Here is a sample graph of results. The plots are quantile plots, i.e. ordered values versus plotting position, a modified cumulative probability. The results are for 10,000 bootstrap samples from 1000 values, 500 each 0 and 1. The means range fortuitously but nicely from 0.436 to 0.564 with standard error 0.016. The medians are as said, with standard error 0.493. (Closed-form results are no doubt possible here too, but a graph makes the point vivid for all.)
But that is exceptional. It illustrates the least favourable case for medians, a symmetric bimodal distribution such that the median is likely to flip between different halves of the data. However, symmetric bimodal distributions are not especially common, but watch out for so-called U-shaped distributions in which the extremes are most common and intermediate values uncommon. Distributions that are unimodal, or in which the number of modes has only a small effect on median or mean, are more common.

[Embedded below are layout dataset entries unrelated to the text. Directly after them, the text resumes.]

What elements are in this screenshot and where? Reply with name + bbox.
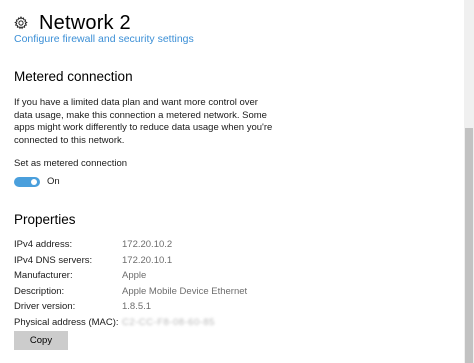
property-label: Driver version: (14, 301, 76, 312)
metered-toggle-label: Set as metered connection (14, 158, 128, 169)
metered-connection-toggle[interactable] (14, 177, 40, 187)
property-label: Description: (14, 286, 65, 297)
scrollbar-thumb[interactable] (465, 128, 473, 363)
property-value: Apple Mobile Device Ethernet (122, 286, 248, 297)
properties-heading: Properties (14, 212, 76, 227)
scrollbar-track[interactable] (464, 0, 474, 363)
property-value: 1.8.5.1 (122, 301, 152, 312)
gear-icon (14, 16, 28, 30)
metered-connection-heading: Metered connection (14, 69, 133, 84)
firewall-settings-link[interactable]: Configure firewall and security settings (14, 33, 194, 45)
metered-description: If you have a limited data plan and want… (14, 97, 273, 146)
toggle-knob (31, 179, 37, 185)
property-value-redacted: C2-CC-F8-08-60-85 (122, 317, 215, 328)
page-title: Network 2 (39, 11, 131, 34)
property-label: Manufacturer: (14, 270, 73, 281)
property-label: IPv4 address: (14, 239, 73, 250)
toggle-state-text: On (47, 176, 60, 187)
property-value: 172.20.10.2 (122, 239, 173, 250)
property-value: Apple (122, 270, 147, 281)
settings-page: Network 2 Configure firewall and securit… (0, 0, 474, 363)
copy-button[interactable]: Copy (14, 331, 68, 350)
property-value: 172.20.10.1 (122, 255, 173, 266)
property-label: IPv4 DNS servers: (14, 255, 93, 266)
property-label: Physical address (MAC): (14, 317, 119, 328)
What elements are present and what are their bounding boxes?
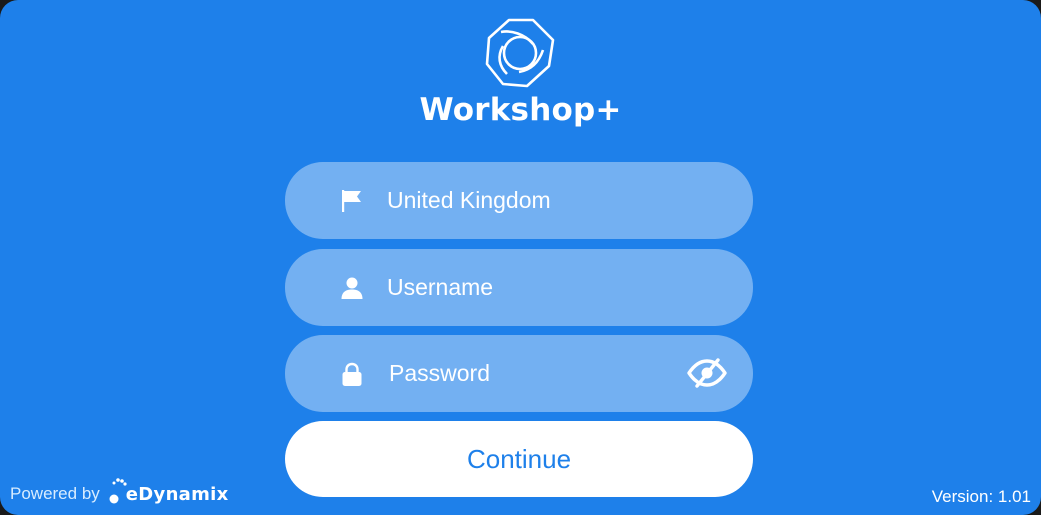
username-input[interactable]	[387, 249, 667, 326]
edynamix-logo-icon	[109, 478, 127, 504]
password-field-container	[285, 335, 753, 412]
app-title: Workshop+	[419, 92, 622, 128]
hexagon-aperture-logo-icon	[485, 18, 555, 88]
country-selector[interactable]: United Kingdom	[285, 162, 753, 239]
powered-by: Powered by eDynamix	[10, 476, 229, 506]
continue-button[interactable]: Continue	[285, 421, 753, 497]
user-icon	[339, 275, 365, 301]
password-input[interactable]	[389, 335, 669, 412]
country-value: United Kingdom	[387, 187, 551, 213]
eye-off-icon[interactable]	[685, 355, 729, 391]
lock-icon	[339, 361, 365, 387]
powered-by-text: Powered by	[10, 484, 100, 503]
login-screen: Workshop+ United Kingdom Username Contin…	[0, 0, 1041, 515]
username-field-container	[285, 249, 753, 326]
edynamix-brand: eDynamix	[125, 484, 229, 505]
flag-icon	[339, 188, 365, 214]
version-label: Version: 1.01	[931, 487, 1031, 506]
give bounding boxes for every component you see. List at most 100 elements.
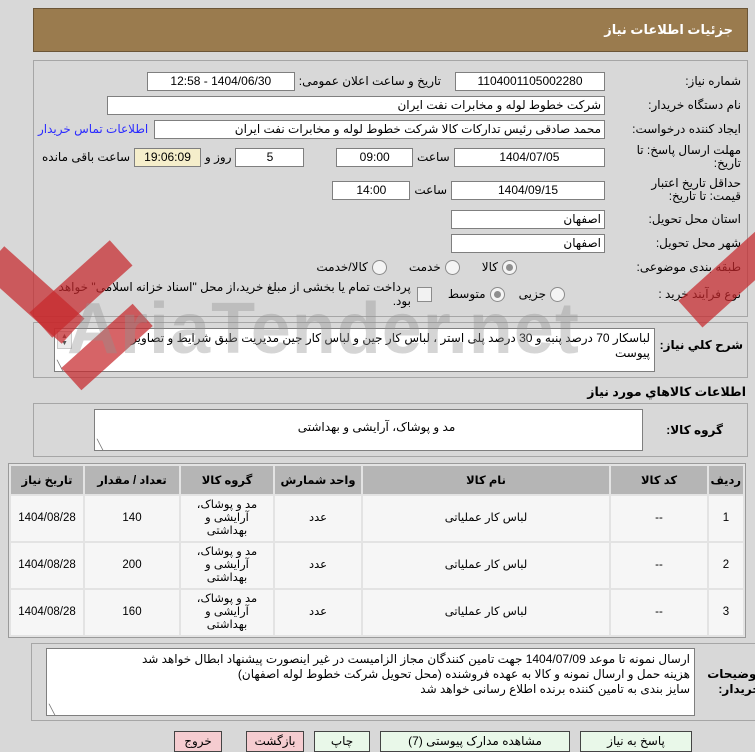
table-row: 2 -- لباس کار عملیاتی عدد مد و پوشاک، آرایشی…	[12, 543, 744, 588]
row-classification: طبقه بندی موضوعی: کالا خدمت کالا/خدمت	[39, 256, 742, 278]
province-field[interactable]: اصفهان	[452, 209, 606, 229]
radio-process-minor[interactable]	[551, 286, 566, 302]
radio-class-service-label: خدمت	[409, 260, 442, 274]
announce-datetime-field[interactable]: 1404/06/30 - 12:58	[147, 71, 296, 91]
buyer-notes-label: توضیحات خریدار:	[708, 667, 755, 696]
radio-class-both[interactable]	[372, 259, 388, 275]
table-header-cell: واحد شمارش	[276, 466, 362, 494]
general-description-section: شرح کلي نیاز: لباسکار 70 درصد پنبه و 30 …	[34, 322, 749, 378]
scrollbar-arrows-icon[interactable]: ▲ ▼	[58, 331, 73, 349]
table-cell: عدد	[276, 496, 362, 541]
page-title: جزئیات اطلاعات نیاز	[34, 8, 749, 52]
request-creator-label: ایجاد کننده درخواست:	[633, 121, 742, 136]
treasury-checkbox[interactable]	[417, 286, 433, 302]
radio-process-medium-label: متوسط	[448, 287, 487, 301]
resize-handle-icon[interactable]: ╲	[50, 706, 56, 716]
buyer-notes-textarea[interactable]: ارسال نمونه تا موعد 1404/07/09 جهت تامین…	[47, 648, 696, 716]
general-description-label: شرح کلي نیاز:	[660, 338, 744, 352]
action-buttons: پاسخ به نیاز مشاهده مدارک پیوستی (7) چاپ…	[34, 731, 749, 752]
classification-label: طبقه بندی موضوعی:	[637, 259, 742, 274]
goods-table: ردیف کد کالا نام کالا واحد شمارش گروه کالا تع…	[9, 463, 747, 638]
resize-handle-icon[interactable]: ╲	[98, 441, 104, 451]
deadline-time-field[interactable]: 09:00	[337, 147, 415, 167]
table-cell: 3	[710, 590, 744, 635]
radio-process-minor-label: جزیی	[519, 287, 547, 301]
radio-class-both-label: کالا/خدمت	[317, 260, 369, 274]
page: جزئیات اطلاعات نیاز شماره نیاز: 11040011…	[0, 0, 755, 752]
row-price-validity: حداقل تاریخ اعتبار قیمت: تا تاریخ: 1404/…	[39, 174, 742, 206]
table-cell: 1404/08/28	[12, 543, 84, 588]
row-request-creator: ایجاد کننده درخواست: محمد صادقی رئیس تدا…	[39, 118, 742, 140]
resize-handle-icon[interactable]: ╲	[58, 362, 64, 372]
radio-class-goods[interactable]	[503, 259, 518, 275]
table-header-cell: گروه کالا	[182, 466, 274, 494]
remaining-days-label: روز و	[205, 150, 233, 164]
view-attached-docs-button[interactable]: مشاهده مدارک پیوستی (7)	[381, 731, 571, 752]
table-header-cell: کد کالا	[612, 466, 708, 494]
announce-datetime-label: تاریخ و ساعت اعلان عمومی:	[299, 74, 442, 88]
table-cell: 1	[710, 496, 744, 541]
table-cell: 2	[710, 543, 744, 588]
validity-time-field[interactable]: 14:00	[333, 180, 412, 200]
goods-group-textarea[interactable]: مد و پوشاک، آرایشی و بهداشتی ╲	[95, 409, 644, 451]
radio-class-service[interactable]	[445, 259, 461, 275]
table-header-cell: نام کالا	[364, 466, 610, 494]
city-field[interactable]: اصفهان	[452, 233, 606, 253]
table-cell: عدد	[276, 543, 362, 588]
table-header-cell: تاریخ نیاز	[12, 466, 84, 494]
row-province: استان محل تحویل: اصفهان	[39, 208, 742, 230]
row-response-deadline: مهلت ارسال پاسخ: تا تاریخ: 1404/07/05 سا…	[39, 142, 742, 172]
row-city: شهر محل تحویل: اصفهان	[39, 232, 742, 254]
request-creator-field[interactable]: محمد صادقی رئیس تدارکات کالا شرکت خطوط ل…	[155, 119, 606, 139]
treasury-checkbox-label: پرداخت تمام یا بخشی از مبلغ خرید،از محل …	[59, 280, 412, 308]
row-process-type: نوع فرآیند خرید : جزیی متوسط پرداخت تمام…	[39, 280, 742, 308]
table-cell: لباس کار عملیاتی	[364, 590, 610, 635]
province-label: استان محل تحویل:	[649, 211, 742, 226]
need-number-label: شماره نیاز:	[686, 73, 742, 88]
table-cell: 140	[86, 496, 180, 541]
table-header-cell: تعداد / مقدار	[86, 466, 180, 494]
goods-group-section: گروه کالا: مد و پوشاک، آرایشی و بهداشتی …	[34, 403, 749, 457]
remaining-time-field[interactable]: 19:06:09	[135, 147, 202, 167]
table-cell: --	[612, 543, 708, 588]
exit-button[interactable]: خروج	[175, 731, 223, 752]
price-validity-label: حداقل تاریخ اعتبار قیمت: تا تاریخ:	[652, 176, 742, 203]
general-description-text: لباسکار 70 درصد پنبه و 30 درصد پلی استر …	[131, 331, 651, 360]
remaining-days-field[interactable]: 5	[236, 147, 306, 167]
table-cell: 1404/08/28	[12, 496, 84, 541]
city-label: شهر محل تحویل:	[656, 235, 742, 250]
back-button[interactable]: بازگشت	[247, 731, 305, 752]
respond-to-need-button[interactable]: پاسخ به نیاز	[581, 731, 693, 752]
table-cell: مد و پوشاک، آرایشی و بهداشتی	[182, 496, 274, 541]
table-header-cell: ردیف	[710, 466, 744, 494]
table-row: 3 -- لباس کار عملیاتی عدد مد و پوشاک، آرایشی…	[12, 590, 744, 635]
response-deadline-label: مهلت ارسال پاسخ: تا تاریخ:	[637, 143, 742, 170]
need-number-field[interactable]: 1104001105002280	[456, 71, 606, 91]
general-description-textarea[interactable]: لباسکار 70 درصد پنبه و 30 درصد پلی استر …	[55, 328, 656, 372]
remaining-time-label: ساعت باقی مانده	[43, 150, 132, 164]
radio-class-goods-label: کالا	[482, 260, 499, 274]
table-cell: --	[612, 496, 708, 541]
goods-group-label: گروه کالا:	[667, 423, 724, 437]
buyer-contact-link[interactable]: اطلاعات تماس خریدار	[39, 122, 149, 136]
row-need-number: شماره نیاز: 1104001105002280 تاریخ و ساع…	[39, 70, 742, 92]
radio-process-medium[interactable]	[490, 286, 506, 302]
print-button[interactable]: چاپ	[315, 731, 371, 752]
validity-hour-label: ساعت	[415, 183, 448, 197]
need-info-form: شماره نیاز: 1104001105002280 تاریخ و ساع…	[34, 60, 749, 317]
table-cell: لباس کار عملیاتی	[364, 543, 610, 588]
table-cell: لباس کار عملیاتی	[364, 496, 610, 541]
table-cell: 1404/08/28	[12, 590, 84, 635]
deadline-hour-label: ساعت	[418, 150, 451, 164]
table-cell: عدد	[276, 590, 362, 635]
validity-date-field[interactable]: 1404/09/15	[452, 180, 606, 200]
buyer-org-field[interactable]: شرکت خطوط لوله و مخابرات نفت ایران	[108, 95, 606, 115]
buyer-org-label: نام دستگاه خریدار:	[649, 97, 742, 112]
buyer-notes-text: ارسال نمونه تا موعد 1404/07/09 جهت تامین…	[142, 652, 691, 696]
table-cell: مد و پوشاک، آرایشی و بهداشتی	[182, 590, 274, 635]
row-buyer-org: نام دستگاه خریدار: شرکت خطوط لوله و مخاب…	[39, 94, 742, 116]
table-cell: مد و پوشاک، آرایشی و بهداشتی	[182, 543, 274, 588]
process-type-label: نوع فرآیند خرید :	[659, 286, 742, 301]
goods-info-header: اطلاعات کالاهاي مورد نیاز	[588, 385, 747, 399]
deadline-date-field[interactable]: 1404/07/05	[454, 147, 606, 167]
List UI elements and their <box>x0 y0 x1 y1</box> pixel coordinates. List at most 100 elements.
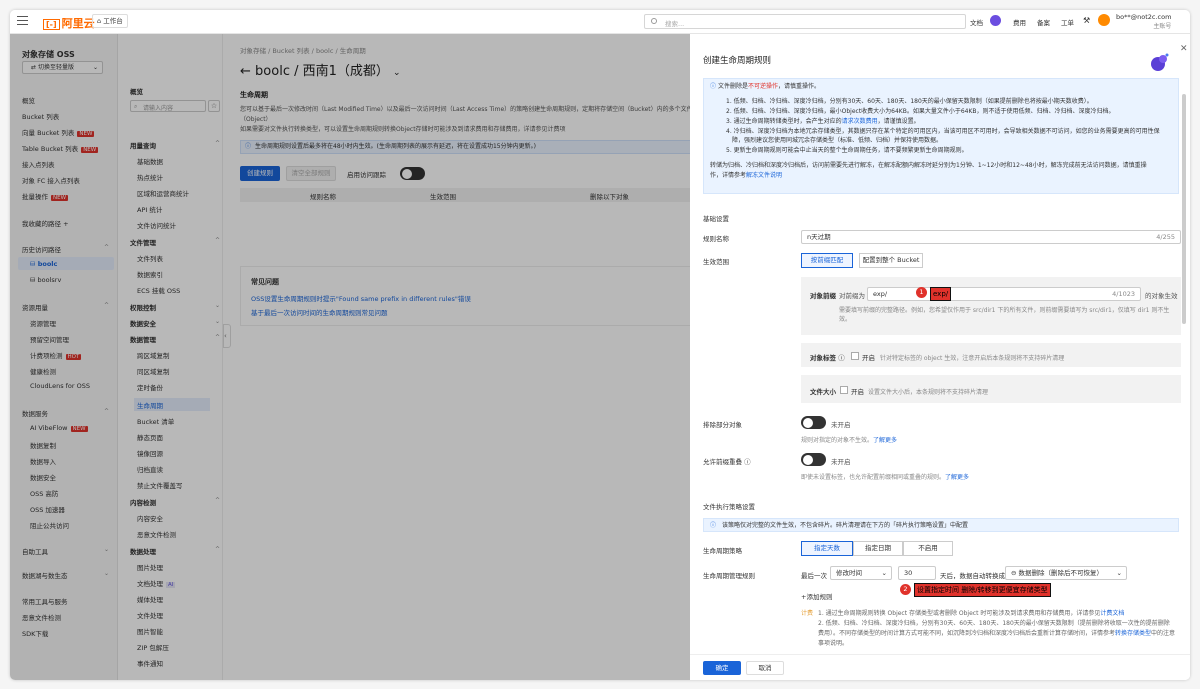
restore-doc-link[interactable]: 解冻文件说明 <box>746 172 782 179</box>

As advised by every treatment of robust statistics, a very common situation is that your data come with tails heavier than Gaussian and/or with outliers, and in those circumstances median will almost always be more robust. The point is that that is not a universal general result.
All that said, what relevance is a general result? You can at a minimum establish by bootstrapping the relative variability of mean and median for your own data. That's what you care about.